Maryland’s Current Legislative District Plan

Is it ever too early to discuss the next cycle of redistricting?

The first elections for this decade’s plan are just being held this year since the 2010 elections occurred prior to the decennial redistricting wrangling.

But here at Seventh State, it’s never too early to look ahead, so I’ve taken a peek at the Maryland Department of Planning’s current population estimates for 2020. These estimates can only be taken as a rough basis not just because they’re estimates but because Maryland reallocates prisoners back to their home address for redistricting purposes.

Maryland has been at the forefront of addressing prison-based gerrymandering. The location of a large prison artificially boosts the population of an area even though none of its residents can vote. In Maryland, the allocation of prisoners from prisons in rural areas, such as from the three prisons in Allegany County, just happens to benefit Baltimore City.

Long the center of political power in Maryland, Baltimore City’s representation has declined rapidly in recent decades. The addition of prisoners from the City back into its population for redistricting purposes helps slow its steady loss of seats in the General Assembly.

Having mentioned these very large caveats regarding the reliability of the population estimates, here is what a look at the projected populations suggests for representation in the General Assembly in 2022:

Baltimore City will drop to five legislative districts. The City will gain people over the decade but at a slower pace than the rest of the State. Not enough to staunch the loss of political power. In other words, the new Baltimore City delegation will continue the City’s never ending game of political musical chairs, despite its mighty efforts not to cede representation.

In contrast, Frederick will gain enough population to incorporate the rest of District 4–its second district.

Montgomery will deserve more representation (roughly one-half of one delegate) but will remain close enough to eight districts that the number probably will remain unchanged. The big question is whether Rockville and Gaithersburg will be too large to stay together in one district. The law prohibits unnecessary violations of municipal boundaries, so this could necessitate redrawing the County’s whole map.

Prince George’s will lose roughly 40% of a delegate–almost exactly the share that neighboring Charles will gain.

While Calvert will see little change, St. Mary’s will come very close to no longer having to share a district with another county.

Howard should gain roughly 50% of a delegate–very close to the share than next door Baltimore County will lose.

Western Maryland (Garrett, Allegany and Washington) will retain its two districts with few changes.

Very little change for the nine counties on the Eastern Shore (Caroline, Cecil, Kent, Queen Anne’s Talbot, Dorchester, Somerset, Wicomico, Worcester).
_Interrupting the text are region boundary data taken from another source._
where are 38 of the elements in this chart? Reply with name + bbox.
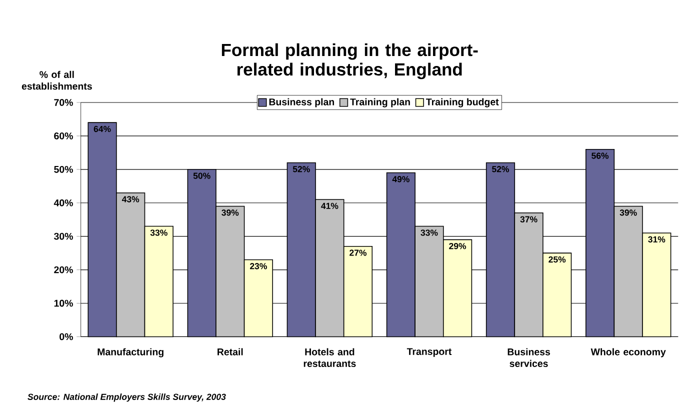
data-label: 52%: [492, 166, 510, 172]
y-tick-label: 50%: [54, 166, 73, 173]
y-tick-label: 30%: [54, 232, 73, 240]
x-tick-label: Whole economy: [590, 348, 666, 358]
y-tick-label: 60%: [54, 132, 73, 140]
x-tick-label: Retail: [218, 348, 243, 356]
y-tick-label: 0%: [60, 333, 73, 340]
data-label: 52%: [292, 166, 310, 172]
data-label: 39%: [620, 210, 637, 216]
x-tick-label: Transport: [406, 348, 452, 358]
x-tick-label: Business services: [508, 348, 550, 368]
x-tick-label: Manufacturing: [98, 348, 164, 358]
data-label: 39%: [222, 210, 239, 216]
y-tick-label: 40%: [54, 200, 73, 206]
data-label: 29%: [449, 243, 466, 250]
data-label: 56%: [592, 152, 609, 159]
data-label: 25%: [548, 256, 566, 263]
y-axis-title: % of all establishments: [22, 70, 92, 90]
data-label: 33%: [420, 230, 438, 236]
legend-label: Training plan: [350, 98, 410, 108]
legend-label: Business plan: [269, 98, 334, 108]
data-label: 33%: [150, 230, 168, 236]
y-tick-label: 70%: [54, 99, 73, 106]
data-label: 27%: [350, 250, 367, 256]
x-tick-label: Hotels and restaurants: [304, 348, 356, 368]
legend-label: Training budget: [426, 98, 499, 108]
data-label: 41%: [321, 202, 338, 210]
data-label: 49%: [392, 176, 410, 182]
data-label: 37%: [520, 216, 538, 223]
chart-title: Formal planning in the airport-related industries, England: [222, 43, 478, 80]
data-label: 64%: [94, 126, 111, 132]
data-label: 43%: [122, 196, 140, 202]
y-tick-label: 10%: [54, 300, 73, 307]
text: Source: National Employers Skills Survey, 2003: [28, 394, 226, 402]
y-tick-label: 20%: [54, 266, 73, 274]
data-label: 50%: [193, 172, 210, 180]
data-label: 23%: [250, 263, 267, 270]
data-label: 31%: [648, 236, 666, 243]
Surprisingly, the numbers also project little change for the Baltimore exurbs of Carroll and Harford.

Remember that State law constrains the drawing of districts that violate too many county and municipal boundaries, except to satisfy the requirements of the federal Voting Rights Act. This limit will prevent any attempt to save Baltimore City’s political weight by drawing pizza pie districts out into the County that remain dominated by the City. The State tried this tactic during the 2000 round but the map was overturned in court.

Of course, these are really just guesstimates at this point. But it’s fun to peek ahead to Maryland’s political future.